Brett Bourbon Ph.D.

Brett Bourbon, Ph.D.

Associate Professor, English

Phone: (972) 265-5829

Email: bourbon@udallas.edu

Office: Braniff #368

Brett Bourbon received his Ph.D. from Harvard, where he studied 20th century literature and philosophy. He was a professor at Stanford, and is now a professor at the University of Dallas. He has received many awards, including a Fulbright to the University of Lisbon, a Mellon Post-Doctoral Fellowship at Stanford, the Harvard English Scholar award, and the top teaching awards from both the University of Dallas and Stanford. He is also a recurrent visiting professor in The Program of Literary Theory at the University of Lisbon, as well as a member of the Comitato Scientifico Internazionale, Oikos: Centro studi sul Noi politico.

He has has published numerous essays on various philosophical and literary topics. In addition, he has published three books: (1) Everyday Poetics: Ethics, Love, and Logic (Bloomsbury Press, 2022), (2) Jane Austen And the Ethics of Life (Routledge Press, 2022), and (3) Finding a Replacement for the Soul: meaning and mind in literature and philosophy (Harvard UP, 2004).

He is currently writing a book entitled Thinking with Words: A Literary Groundwork, under contract with Routledge Press (with Professor Miguel Tamen). Intermittently, he publishes poems and stories.

Bourbon also works in computational social science and the philosophy of technology. He has published and presented a number of papers on human/computer interfaces, information and misinformation diffusion, and the politics of social media.

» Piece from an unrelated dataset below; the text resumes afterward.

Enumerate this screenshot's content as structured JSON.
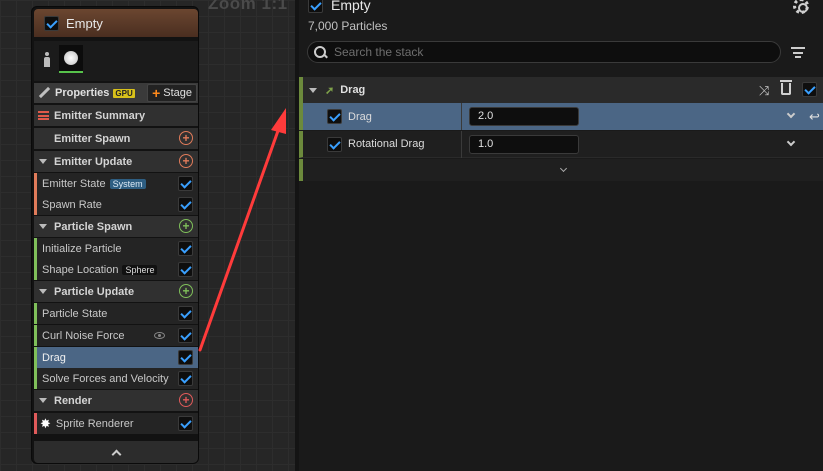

He is currently writing a book entitled (5) The Kingdom of Gossip—The Internet and Contemporary Social Dynamics, which is under contract with CRC, Division of  Computer Science  (with Professor Renita Murimi) .

Bourbon also works as a strategy and leadership consultant and facilitator. He has worked on successful projects for top international and national technology companies, as well as a host of start-ups. He has also worked as a marketing and strategy consultant and facilitator for institutions of classical education. He was the co-founder of the Masters of Leadership program at the University of Dallas (with J. Lee Whittington), in which he taught two core courses: Critical and Strategic Thinking and Storytelling for Business and Life.

Bourbon works at the intersection of philosophy and literature.

  • While he is an expert in the work of James Joyce, he has also taught and written on the art of Austen, Conrad, Eliot, Stevens, Bishop, and on contemporary poems, novels, and graphic novels [both British and American]. He also writes about and teaches courses on the 19th century, focusing on Austen, Eliot, James, Wordsworth, Baudelaire, and Keats.
  • In philosophy, he studies the philosophy of mind and language, aesthetics, and ethics, as well as Wittgenstein, Ordinary language philosophy, theology, and theories of reasoning.
  • In addition, he writes about Computational Social Science, theories of information, the internet, human/computer interfaces, and Artificial Intelligence.
  • He continues to work as a consultant and has taught courses on Leadership and Storytelling.
  • He also writes about the visual art of the last 200 years.

Ph.D., Harvard
B.A., UC Berkeley

Brett Bourbon, Ph.D. was a professor at Stanford University for ten years, and is now an English professor at the University of Dallas. In addition, he is a Visiting Associate Professor in The Program of Literary Theory at the University of Lisbon.

Brett Bourbon, Ph.D. is also the Strategy and Technology consultant at the Silicon Valley Insight and Design firm of  Slanted Light . He has worked on consulting projects, involving strategic and technological issues, for Microsoft, Nike and a host of start-ups.

Literary Tradition I, II
Modernism
Literary Study II: Prose Fiction

Contemporary Literature and Culture
Theology and Political Theology
Philosophy of Art
Art Criticism

Brett Bourbon is the author of Finding a Replacement for the Soul: Meaning and Mind in Literature and Philosophy (Harvard UP, 2004). He has also written and published numerous essays, including essays on the concept of culture, the philosophy of Wittgenstein, science fiction, the theory and practice of poetry, and James Joyce's Finnegan's Wake.

He has recently completed a manuscript, entitled An Art of Attention: Poems, Ethics, and the Rationality of Description. He is currently working on a book entitled, The Logic and Poetry of Analogy, as well as a collection of essays, entitled The Senses of War and Culture.

  • Fulbright to the University of Lisbon
  • Mellon Post-Doctoral Fellowship
  • Harvard English Scholar Award
  • Walter J. Gores Teaching Award from Stanford
  • Haggerty Teaching Award from the University of Dallas.